А в голове, отзываясь болью, очень дружелюбно тукает песенка Эдика Гончарова, мне посвящённая. С эпиграфом «Непримиримый пьянству бой нас не касается с тобой» он подарил мне её однажды на учебно-тренировочном сборе в Приэльбрусье: «По Баксану, по Баксану снегопады, снегопады. Эту белую палитру впору чуть подголубить. Загрустил мой друг Серёга, завалясь на старый спальник. У него свои резоны снегопады не любить. Мой Серёга любит горы. Он писал бы их в охотку акварелью или маслом на холсте и на листках. Но гудит метель в Баксане, мы с ним пьём то чай, то водку, и ругаем непогоду, матеря её слегка. Нам бы топать с ним к Эльбрусу, задыхаясь от нехватки кислорода в наших лёгких, кверху головы задрав. Но сидим мы на «Динамо» - два спортсмена староватых, разомлев от жаркой баньки, дуем пиво под тарань. За окном два Когутая, про которых Юрий Визбор сочинил когда-то песню – нам как вызов и укор. Мы б, конечно, - ноги в руки и вперёд на этот вызов, но в Баксане непогода под хычины с коньяком. Ну, а чем ещё ответить февралю на шутку злую? Наливай и пей, дружище, всё же чаще нам везло. Вот прислал письмо мобильник и в конце: «Люблю, целую!» Как бывает одиноко на Земле без этих слов! По Баксану, по Баксану толстым слоем снег ложится. Мы сюда ещё приедем как-нибудь разок-другой. Не грусти, мой друг Серёга, всё нормально в этой жизни, были б песни, были б письма и под вьюгу алкоголь».

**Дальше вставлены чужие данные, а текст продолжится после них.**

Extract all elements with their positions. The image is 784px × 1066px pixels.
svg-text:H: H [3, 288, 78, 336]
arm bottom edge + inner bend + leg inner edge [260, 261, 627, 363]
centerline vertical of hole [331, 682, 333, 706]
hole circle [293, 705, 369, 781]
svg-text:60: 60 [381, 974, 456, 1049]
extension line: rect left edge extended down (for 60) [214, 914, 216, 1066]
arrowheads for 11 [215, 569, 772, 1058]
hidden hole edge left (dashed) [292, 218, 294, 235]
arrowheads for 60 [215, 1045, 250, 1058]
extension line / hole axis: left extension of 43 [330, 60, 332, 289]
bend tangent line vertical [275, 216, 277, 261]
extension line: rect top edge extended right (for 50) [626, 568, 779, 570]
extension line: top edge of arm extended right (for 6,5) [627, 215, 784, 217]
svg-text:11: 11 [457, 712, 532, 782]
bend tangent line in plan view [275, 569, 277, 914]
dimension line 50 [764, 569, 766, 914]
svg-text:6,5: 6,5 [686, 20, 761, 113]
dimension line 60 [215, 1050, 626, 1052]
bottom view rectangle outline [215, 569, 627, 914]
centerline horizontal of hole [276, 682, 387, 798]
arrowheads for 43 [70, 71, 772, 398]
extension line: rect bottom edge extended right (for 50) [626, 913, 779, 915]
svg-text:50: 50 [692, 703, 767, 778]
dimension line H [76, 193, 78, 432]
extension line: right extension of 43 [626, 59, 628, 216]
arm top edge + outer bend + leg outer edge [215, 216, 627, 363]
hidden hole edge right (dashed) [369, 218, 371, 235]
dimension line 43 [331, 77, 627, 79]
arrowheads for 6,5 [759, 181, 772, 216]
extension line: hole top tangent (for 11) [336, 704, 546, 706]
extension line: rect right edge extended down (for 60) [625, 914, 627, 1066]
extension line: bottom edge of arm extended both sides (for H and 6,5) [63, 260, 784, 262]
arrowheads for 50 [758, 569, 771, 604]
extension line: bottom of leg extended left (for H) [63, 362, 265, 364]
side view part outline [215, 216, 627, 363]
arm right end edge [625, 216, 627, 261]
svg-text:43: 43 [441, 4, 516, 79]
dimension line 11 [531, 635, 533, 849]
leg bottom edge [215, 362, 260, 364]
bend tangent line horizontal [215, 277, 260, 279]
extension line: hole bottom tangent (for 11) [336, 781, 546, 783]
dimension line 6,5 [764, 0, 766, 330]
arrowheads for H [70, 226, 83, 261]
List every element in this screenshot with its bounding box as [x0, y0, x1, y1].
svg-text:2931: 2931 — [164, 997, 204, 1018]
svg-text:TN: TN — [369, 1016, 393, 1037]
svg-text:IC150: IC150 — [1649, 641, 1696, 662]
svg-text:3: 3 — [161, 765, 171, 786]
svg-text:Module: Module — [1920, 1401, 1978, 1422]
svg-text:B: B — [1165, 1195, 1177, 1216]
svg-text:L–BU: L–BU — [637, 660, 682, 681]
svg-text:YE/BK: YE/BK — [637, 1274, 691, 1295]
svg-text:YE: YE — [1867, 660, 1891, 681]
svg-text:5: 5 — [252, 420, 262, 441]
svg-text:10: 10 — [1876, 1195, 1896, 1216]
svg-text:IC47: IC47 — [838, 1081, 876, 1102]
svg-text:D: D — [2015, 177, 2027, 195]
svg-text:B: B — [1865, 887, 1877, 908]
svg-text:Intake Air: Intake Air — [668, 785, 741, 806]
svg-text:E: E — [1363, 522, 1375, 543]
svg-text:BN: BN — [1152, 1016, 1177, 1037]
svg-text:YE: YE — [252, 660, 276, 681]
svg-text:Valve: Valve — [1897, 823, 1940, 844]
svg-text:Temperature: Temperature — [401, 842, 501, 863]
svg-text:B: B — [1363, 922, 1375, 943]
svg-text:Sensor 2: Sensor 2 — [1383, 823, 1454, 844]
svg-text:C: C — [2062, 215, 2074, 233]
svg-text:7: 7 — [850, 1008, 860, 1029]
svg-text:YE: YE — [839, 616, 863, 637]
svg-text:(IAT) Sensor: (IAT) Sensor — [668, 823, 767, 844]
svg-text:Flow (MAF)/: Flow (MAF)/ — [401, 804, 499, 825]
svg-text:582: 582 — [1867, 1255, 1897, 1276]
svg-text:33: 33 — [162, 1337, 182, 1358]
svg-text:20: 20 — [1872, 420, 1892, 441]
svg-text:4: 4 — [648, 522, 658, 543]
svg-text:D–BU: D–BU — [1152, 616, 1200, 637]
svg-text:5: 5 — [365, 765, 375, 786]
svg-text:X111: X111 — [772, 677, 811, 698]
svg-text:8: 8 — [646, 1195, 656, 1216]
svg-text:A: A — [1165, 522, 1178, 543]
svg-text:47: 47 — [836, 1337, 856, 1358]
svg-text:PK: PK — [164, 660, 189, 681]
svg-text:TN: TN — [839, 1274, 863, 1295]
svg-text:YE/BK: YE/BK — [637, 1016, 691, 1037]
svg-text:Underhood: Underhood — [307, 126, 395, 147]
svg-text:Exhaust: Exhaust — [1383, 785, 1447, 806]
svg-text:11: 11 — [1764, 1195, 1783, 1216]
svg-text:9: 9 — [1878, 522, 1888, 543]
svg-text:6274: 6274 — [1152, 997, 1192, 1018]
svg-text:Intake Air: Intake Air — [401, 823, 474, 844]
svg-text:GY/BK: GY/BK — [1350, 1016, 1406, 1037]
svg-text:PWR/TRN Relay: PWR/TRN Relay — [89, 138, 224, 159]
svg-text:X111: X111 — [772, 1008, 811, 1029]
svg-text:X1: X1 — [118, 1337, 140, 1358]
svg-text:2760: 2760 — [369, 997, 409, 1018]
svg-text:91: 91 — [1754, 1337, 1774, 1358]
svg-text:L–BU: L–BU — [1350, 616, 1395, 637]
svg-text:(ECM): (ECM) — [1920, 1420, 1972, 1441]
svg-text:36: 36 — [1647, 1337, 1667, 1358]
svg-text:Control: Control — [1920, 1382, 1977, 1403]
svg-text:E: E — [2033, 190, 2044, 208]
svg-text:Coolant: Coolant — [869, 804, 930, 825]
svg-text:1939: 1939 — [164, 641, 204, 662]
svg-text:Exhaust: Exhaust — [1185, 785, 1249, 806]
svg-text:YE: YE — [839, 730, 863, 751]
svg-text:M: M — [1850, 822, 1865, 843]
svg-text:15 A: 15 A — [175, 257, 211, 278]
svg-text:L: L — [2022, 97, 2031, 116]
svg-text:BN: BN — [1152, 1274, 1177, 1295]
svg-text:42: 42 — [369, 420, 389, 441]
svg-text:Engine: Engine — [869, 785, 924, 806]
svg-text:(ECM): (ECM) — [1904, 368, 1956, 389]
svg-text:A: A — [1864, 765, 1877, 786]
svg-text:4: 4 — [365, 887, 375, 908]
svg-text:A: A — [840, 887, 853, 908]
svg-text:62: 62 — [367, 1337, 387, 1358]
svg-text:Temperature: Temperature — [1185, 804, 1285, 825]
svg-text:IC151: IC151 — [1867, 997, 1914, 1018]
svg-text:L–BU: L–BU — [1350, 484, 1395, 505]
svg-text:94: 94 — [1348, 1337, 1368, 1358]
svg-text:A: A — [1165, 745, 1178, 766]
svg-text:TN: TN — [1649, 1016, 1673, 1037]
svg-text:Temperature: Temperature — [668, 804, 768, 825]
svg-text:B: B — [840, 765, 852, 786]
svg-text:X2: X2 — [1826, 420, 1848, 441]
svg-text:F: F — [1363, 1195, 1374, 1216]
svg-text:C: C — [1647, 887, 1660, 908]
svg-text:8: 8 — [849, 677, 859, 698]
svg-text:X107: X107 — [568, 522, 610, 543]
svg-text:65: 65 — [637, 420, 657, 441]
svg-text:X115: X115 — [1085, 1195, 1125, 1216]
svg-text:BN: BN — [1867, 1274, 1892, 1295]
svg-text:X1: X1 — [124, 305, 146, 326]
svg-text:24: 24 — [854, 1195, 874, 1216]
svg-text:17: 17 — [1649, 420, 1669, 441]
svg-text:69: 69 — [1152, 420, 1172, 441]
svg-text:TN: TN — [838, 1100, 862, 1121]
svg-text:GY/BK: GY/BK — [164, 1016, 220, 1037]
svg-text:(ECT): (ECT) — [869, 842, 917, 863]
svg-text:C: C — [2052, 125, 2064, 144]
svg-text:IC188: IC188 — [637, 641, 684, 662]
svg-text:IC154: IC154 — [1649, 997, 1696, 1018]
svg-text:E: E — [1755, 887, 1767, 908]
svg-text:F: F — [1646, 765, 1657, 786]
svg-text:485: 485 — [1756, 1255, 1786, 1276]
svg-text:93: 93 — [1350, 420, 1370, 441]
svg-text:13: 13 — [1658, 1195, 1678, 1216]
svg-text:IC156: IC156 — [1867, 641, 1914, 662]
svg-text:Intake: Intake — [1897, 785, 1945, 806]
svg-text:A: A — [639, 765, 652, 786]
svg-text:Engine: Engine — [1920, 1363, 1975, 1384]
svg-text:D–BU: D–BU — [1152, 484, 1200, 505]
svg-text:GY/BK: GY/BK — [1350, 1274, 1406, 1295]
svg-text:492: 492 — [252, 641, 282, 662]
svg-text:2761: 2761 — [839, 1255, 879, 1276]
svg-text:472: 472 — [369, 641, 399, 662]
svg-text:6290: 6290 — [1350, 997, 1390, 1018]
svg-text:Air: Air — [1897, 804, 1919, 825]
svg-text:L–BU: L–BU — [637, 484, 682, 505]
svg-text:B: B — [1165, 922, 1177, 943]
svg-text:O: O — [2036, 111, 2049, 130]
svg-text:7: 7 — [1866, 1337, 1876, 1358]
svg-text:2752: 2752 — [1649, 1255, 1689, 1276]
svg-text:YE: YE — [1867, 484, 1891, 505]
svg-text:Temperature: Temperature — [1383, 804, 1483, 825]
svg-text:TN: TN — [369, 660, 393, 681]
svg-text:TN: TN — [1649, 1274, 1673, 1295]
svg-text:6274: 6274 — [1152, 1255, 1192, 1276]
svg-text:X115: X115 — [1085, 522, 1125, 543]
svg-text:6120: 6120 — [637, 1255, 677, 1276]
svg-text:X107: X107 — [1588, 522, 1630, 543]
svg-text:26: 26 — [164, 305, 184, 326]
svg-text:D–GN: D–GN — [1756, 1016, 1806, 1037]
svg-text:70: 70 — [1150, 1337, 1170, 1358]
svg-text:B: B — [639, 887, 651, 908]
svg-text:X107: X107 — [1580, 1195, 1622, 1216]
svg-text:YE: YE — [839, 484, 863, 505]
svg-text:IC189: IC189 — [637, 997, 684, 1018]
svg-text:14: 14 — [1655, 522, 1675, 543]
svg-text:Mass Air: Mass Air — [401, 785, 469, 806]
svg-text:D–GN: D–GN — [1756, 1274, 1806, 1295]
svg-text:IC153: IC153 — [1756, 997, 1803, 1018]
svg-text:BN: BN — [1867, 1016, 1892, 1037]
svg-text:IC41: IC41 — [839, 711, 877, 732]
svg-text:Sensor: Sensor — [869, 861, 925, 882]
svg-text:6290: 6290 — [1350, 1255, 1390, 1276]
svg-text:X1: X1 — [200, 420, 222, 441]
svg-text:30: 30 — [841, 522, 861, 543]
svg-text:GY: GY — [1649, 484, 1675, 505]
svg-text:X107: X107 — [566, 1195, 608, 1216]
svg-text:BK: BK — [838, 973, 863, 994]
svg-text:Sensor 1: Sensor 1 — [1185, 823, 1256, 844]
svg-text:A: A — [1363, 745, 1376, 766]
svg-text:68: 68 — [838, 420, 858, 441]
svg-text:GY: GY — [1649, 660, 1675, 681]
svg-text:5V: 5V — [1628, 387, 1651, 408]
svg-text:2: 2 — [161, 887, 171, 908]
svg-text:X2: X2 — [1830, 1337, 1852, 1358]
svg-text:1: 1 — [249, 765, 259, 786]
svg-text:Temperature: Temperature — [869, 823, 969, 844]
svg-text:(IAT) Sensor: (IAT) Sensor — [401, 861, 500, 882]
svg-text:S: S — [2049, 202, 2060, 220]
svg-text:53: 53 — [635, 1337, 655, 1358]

…К обеду Эверест закрылся плотными тучами, пришлось работать по памяти. Вокруг толпятся любопытствующие – со всех континентов Земли. Восторгаются. В какой-то момент живопись действительно была очень удачной. Но потом я начал детализировать, и стало хуже.

Эверест, выше 7000, скрыт в тучах. А нас в Базлаге слепит солнце. Снег под солнцем бьёт по глазам, как электросварка. Чтобы видеть реальный цвет пейзажа, работаю без светозащитных очков.

Бершов, Захаров и Седусов ходили в гости к москалям, принесли от них презент – пучёк зелёного чеснока и веточку вербы. Это Люся, жена Саши Абрамова снизу привезла – они спускались на неделю для отдыха и лечения ангины.

Вербу поставили в кают-компании под иконой Покрова Пресвятой Богородицы. Скоро Пасха. Икону, перед отъездом из Краснодара, подарил экспедиции худрук Кубанского казачьего хора Виктор Гаврилович Захарченко.

…Под вечер на грузовике приехала ещё одна экспедиция, небольшая – какие-то азиаты. Суровые и непривычно нелюдимые. Ни с нами, ни с нашими соседями британцами, датчанами, испанцами, китайцами и японцами даже не поздоровались, ни разу никому не улыбнулись. А поставили свой лагерь впритык к нашим тесно стоящим палаткам.


Как ни старался, так и не смог всю ночь заснуть. Слушал, как наши ребята играли в преферанс и хохотали. Потом угомонились, отключили движок. Слушал, как камни с морены падают. Как яки вокруг лагеря бродят, хрюкают. Как ледник ухает. Как ветер в растяжках палаток и в антенне посвистывает.

Потом ветер усилился до шторма, загрохотал палатками, затрещал флагами.

Несколько раз я широко расстёгивал спальник, чтобы замёрзнуть, а потом застегнуться, согреться и заснуть счастливо. Так и не удалось.